Data centers will be powered by solar and gas.
Plus, a new calculator for data center energy use
I’ve been working on a new data center energy calculator. It was published a few days ago, and you can use it here.
I’ll explain (1) what the calculator can do, and (2) what the numbers show.
#1: About the calculator
The calculator is an extension of the model developed by the offgridai.us team in their recent whitepaper: How off-grid solar microgrids can power the AI race.
The calculator pulls weather data from any location, simulates solar & battery power flow for 20 years, then runs a financial model to determine the Levelised Cost of Electricity (LCOE).
The code is open-source, and you can run simulation sweeps for different locations and generation mixes.
#2: The takeaway: data centers will use a lot of sun and gas.
AI needs power today. Developers cannot wait 5+ years for new grid connections, so off-grid data centers will supply a lot of future compute.
AI data centers want to juice their GPUs 24 hours a day. Power supply needs to be continuous at 100%.
Running a 100% renewable data center from solar and batteries is prohibitively expensive. You need too many batteries to guarantee reliability.
Adding full gas backup (capable of supplying 100% of demand) makes this workable.
In other words, you start by building a 100% gas powered data center, then add solar & batteries to reduce costs.

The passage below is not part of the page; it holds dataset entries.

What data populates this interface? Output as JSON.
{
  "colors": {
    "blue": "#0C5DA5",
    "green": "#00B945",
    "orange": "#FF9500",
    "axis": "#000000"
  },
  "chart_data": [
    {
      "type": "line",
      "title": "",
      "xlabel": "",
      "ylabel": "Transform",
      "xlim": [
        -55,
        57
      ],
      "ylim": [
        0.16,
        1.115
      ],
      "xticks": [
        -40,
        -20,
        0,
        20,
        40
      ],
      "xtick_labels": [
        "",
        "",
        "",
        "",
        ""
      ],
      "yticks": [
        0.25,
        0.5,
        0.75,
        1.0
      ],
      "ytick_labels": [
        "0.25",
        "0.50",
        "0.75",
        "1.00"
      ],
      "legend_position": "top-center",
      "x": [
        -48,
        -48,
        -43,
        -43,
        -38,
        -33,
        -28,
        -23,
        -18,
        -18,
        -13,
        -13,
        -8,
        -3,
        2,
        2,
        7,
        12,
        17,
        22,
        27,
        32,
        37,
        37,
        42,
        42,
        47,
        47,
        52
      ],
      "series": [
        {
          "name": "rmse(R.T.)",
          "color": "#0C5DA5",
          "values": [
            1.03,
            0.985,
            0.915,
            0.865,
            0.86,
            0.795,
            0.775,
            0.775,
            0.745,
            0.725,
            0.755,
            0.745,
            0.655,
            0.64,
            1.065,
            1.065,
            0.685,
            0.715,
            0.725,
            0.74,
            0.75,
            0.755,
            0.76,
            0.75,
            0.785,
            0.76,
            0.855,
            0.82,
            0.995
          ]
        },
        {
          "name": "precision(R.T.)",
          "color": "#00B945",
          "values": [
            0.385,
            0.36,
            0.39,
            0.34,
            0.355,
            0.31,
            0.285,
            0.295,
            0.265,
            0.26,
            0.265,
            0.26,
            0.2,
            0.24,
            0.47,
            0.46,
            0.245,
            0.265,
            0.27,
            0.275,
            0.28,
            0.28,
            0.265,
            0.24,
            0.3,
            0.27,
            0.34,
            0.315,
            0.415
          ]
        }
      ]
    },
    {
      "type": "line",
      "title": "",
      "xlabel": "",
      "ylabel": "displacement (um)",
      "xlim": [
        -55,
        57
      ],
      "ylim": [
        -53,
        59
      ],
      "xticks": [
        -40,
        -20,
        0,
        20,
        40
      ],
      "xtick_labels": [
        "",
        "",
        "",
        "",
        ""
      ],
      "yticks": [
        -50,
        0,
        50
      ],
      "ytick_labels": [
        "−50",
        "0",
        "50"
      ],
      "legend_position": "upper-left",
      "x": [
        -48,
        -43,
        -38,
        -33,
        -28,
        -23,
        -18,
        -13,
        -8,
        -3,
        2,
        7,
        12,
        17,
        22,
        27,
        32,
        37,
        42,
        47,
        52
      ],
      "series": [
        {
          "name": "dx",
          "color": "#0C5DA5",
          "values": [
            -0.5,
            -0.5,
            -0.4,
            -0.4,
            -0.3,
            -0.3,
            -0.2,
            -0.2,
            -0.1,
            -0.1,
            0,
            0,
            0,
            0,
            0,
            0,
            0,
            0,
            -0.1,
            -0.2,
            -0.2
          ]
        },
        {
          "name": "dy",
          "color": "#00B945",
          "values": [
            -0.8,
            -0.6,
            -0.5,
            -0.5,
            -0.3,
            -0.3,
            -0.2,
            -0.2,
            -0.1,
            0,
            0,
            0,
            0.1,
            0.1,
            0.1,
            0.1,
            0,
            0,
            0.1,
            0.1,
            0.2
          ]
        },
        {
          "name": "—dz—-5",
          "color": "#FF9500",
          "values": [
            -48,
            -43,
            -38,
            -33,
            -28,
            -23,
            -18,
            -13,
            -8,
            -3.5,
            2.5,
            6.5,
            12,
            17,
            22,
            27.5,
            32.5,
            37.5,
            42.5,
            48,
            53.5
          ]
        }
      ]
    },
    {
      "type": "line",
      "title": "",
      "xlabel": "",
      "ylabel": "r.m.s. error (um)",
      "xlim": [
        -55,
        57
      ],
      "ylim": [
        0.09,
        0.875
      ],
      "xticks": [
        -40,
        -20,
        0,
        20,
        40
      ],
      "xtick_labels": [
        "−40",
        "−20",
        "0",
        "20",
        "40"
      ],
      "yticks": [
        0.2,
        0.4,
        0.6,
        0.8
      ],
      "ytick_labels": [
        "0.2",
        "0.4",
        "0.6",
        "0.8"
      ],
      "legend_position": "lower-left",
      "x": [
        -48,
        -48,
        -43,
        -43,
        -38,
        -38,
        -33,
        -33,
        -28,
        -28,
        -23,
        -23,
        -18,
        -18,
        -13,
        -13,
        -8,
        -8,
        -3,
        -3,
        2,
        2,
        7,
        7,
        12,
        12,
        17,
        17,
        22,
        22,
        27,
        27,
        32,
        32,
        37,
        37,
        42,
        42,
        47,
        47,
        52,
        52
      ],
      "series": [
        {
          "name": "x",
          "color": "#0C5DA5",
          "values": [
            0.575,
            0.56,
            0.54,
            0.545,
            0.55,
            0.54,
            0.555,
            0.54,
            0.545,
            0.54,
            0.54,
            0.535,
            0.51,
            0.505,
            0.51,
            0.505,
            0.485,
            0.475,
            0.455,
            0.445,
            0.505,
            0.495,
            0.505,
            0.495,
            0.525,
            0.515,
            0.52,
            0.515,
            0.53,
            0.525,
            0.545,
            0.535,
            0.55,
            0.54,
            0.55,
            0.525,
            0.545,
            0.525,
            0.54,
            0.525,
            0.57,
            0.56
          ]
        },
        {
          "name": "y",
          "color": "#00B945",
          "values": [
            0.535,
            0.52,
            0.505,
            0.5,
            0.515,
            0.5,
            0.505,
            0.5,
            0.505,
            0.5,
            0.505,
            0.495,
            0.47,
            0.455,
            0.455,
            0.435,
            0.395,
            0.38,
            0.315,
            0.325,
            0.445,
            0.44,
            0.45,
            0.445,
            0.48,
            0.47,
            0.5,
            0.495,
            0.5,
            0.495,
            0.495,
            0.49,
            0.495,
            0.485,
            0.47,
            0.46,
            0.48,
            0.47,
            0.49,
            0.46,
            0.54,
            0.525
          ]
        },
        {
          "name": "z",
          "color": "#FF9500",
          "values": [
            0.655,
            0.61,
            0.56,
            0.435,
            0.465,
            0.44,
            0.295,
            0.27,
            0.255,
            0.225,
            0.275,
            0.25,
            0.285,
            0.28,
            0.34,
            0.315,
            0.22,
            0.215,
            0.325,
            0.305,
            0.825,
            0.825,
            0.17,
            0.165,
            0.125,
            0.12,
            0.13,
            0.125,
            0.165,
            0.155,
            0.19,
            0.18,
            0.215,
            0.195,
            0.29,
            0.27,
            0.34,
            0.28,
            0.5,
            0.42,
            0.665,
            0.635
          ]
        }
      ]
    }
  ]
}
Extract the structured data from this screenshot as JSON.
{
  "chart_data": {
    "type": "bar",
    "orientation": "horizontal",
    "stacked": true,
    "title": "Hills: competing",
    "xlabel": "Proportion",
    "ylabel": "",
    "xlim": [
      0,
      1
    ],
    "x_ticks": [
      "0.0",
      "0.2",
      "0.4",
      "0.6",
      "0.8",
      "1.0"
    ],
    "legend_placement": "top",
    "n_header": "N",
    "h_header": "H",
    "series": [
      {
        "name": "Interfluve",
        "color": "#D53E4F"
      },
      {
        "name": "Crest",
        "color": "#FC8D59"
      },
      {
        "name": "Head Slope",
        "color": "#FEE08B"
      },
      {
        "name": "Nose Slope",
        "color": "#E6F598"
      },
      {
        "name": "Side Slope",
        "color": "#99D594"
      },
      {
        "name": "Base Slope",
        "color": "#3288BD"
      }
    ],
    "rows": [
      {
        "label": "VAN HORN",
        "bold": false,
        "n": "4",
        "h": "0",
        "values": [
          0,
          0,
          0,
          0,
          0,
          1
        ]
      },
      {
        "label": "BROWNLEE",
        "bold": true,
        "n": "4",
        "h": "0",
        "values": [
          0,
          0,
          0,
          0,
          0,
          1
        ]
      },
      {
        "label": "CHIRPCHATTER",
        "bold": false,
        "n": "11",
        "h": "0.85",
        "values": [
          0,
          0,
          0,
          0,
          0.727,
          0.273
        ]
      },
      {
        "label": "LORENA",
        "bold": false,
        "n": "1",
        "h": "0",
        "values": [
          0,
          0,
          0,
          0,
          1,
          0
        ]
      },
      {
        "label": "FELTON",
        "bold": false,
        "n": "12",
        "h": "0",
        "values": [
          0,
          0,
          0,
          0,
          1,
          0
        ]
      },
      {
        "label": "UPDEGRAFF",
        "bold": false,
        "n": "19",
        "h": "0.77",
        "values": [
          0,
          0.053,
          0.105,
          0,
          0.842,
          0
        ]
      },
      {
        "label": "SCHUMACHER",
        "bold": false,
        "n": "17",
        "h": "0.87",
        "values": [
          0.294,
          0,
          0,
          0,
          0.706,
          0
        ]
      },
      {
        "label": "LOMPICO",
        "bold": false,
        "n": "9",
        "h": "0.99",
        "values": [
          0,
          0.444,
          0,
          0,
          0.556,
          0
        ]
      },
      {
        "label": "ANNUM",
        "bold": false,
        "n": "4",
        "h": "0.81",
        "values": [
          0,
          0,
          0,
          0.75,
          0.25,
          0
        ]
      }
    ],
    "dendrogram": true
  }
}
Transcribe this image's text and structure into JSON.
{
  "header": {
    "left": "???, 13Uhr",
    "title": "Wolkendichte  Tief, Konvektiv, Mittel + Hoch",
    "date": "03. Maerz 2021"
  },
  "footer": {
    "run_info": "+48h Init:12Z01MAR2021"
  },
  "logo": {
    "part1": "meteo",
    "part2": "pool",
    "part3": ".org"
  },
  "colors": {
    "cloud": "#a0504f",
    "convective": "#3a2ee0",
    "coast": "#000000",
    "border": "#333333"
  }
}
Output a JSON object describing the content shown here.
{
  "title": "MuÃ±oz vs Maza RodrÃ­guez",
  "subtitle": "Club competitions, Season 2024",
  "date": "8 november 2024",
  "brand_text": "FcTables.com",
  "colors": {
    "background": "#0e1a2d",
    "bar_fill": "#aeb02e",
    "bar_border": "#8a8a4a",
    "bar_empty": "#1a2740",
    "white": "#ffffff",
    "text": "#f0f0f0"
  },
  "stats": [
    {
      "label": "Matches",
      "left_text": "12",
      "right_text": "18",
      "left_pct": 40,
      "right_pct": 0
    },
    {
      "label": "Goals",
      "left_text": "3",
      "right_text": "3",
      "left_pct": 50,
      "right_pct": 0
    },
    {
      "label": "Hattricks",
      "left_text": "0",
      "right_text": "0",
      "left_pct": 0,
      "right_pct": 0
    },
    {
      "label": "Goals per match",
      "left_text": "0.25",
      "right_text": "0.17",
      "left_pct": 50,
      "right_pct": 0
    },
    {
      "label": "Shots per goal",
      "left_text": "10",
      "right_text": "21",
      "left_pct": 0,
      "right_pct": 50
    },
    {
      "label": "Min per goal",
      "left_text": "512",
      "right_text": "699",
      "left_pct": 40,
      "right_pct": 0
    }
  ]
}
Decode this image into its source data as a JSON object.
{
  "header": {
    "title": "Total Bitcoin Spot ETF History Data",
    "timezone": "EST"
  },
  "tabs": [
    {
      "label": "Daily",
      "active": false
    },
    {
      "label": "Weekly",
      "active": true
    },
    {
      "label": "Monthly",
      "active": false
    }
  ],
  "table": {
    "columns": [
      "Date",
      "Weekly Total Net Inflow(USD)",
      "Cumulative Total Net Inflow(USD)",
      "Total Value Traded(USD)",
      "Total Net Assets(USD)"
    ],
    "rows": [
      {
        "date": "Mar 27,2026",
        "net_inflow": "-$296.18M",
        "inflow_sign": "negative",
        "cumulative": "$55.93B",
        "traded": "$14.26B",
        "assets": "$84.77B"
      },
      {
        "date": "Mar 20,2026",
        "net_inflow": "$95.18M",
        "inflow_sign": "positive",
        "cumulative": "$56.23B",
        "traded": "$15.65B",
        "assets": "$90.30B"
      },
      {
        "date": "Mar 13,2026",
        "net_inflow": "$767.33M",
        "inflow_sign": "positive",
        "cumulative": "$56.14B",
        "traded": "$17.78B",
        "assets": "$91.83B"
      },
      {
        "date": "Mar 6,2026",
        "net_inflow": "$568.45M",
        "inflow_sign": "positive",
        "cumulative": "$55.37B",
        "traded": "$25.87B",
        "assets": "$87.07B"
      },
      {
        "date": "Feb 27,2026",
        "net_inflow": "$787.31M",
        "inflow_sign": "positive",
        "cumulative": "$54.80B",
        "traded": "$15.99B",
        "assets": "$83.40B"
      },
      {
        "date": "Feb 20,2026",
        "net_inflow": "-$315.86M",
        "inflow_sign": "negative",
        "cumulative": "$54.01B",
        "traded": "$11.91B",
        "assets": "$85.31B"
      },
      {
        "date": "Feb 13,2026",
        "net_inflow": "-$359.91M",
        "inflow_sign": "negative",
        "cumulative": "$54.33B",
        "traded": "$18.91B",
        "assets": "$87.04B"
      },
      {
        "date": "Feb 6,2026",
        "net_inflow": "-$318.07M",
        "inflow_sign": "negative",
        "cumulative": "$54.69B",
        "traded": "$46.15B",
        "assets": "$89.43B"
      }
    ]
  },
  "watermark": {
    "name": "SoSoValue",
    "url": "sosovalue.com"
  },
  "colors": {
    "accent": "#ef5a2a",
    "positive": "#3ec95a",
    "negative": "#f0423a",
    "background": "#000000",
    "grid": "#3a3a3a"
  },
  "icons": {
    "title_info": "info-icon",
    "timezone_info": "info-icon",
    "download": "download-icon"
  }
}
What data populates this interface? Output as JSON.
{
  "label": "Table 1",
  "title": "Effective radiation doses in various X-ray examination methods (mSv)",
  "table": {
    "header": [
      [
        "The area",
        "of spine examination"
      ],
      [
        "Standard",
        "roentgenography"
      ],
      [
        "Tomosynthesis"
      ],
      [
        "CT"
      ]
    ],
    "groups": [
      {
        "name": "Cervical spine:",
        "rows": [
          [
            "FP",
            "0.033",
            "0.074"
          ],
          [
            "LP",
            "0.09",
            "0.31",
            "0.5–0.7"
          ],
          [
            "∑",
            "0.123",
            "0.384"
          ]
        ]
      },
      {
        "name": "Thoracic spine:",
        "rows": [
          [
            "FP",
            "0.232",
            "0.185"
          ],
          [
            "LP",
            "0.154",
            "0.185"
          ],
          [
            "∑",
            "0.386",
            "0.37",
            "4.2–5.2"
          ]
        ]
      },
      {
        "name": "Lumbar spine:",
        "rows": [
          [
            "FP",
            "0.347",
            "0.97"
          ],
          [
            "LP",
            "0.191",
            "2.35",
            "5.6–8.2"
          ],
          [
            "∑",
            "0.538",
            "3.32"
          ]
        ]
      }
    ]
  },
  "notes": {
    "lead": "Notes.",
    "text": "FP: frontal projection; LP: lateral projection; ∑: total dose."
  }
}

The resulting cost vs renewables graph looks like this (for west Texas):
A 100% gas-powered data center is more expensive than a 40% to 90% renewable one. Good news!
Data center developers have been slow to internalise this fact; grid connections are appealing for reliability, and the off-grid paradigm is new. But grid connection queues have never been longer, and demand for quick-compute has never been higher.
The speed and economics are now being clearly born out by future projects. Stargate — the $100 billion megaproject by OpenAI, Oracle and SoftBank — is being built in Abilene, Texas, and will sport vast arrays of solar, as well as ten open-cycle gas turbines. The fact that the turbines are not combined-cycle gives a good indication that they expect to run at low load-factor. Meanwhile, Google is bankrolling 900MW (!!) of solar in Milam County, Texas, for its nearby data centers.
Take a look.
Enjoy the calculator, and let me know what you think. Thanks to Duncan and the rest of the offgridai.us team for developing the underlying model for this project, and helping me get this calculator live.
If you haven’t read the original whitepaper, you should - it has awesome analysis. For example, after filtering private US land for solar potential, distance from natural gas pipelines, and ease of construction, almost all the best land for datacenters is in West Texas.
Thanks for reading!
Ben
Ben, this tool is excellent - thank you for putting it together.
One question on the outputs:
When I put in 200 MW of Solar PV, the peak daily output is only ~150 MW, even in the best parts of the county like the example for Phoenix below.
How are you modeling solar output - are you assuming fixed tilt or 1-axis tracking panels? Something seems off because the the solar farm should be able to hit its nameplate capacity of 200 MW during peak solar hours in the middle of the day.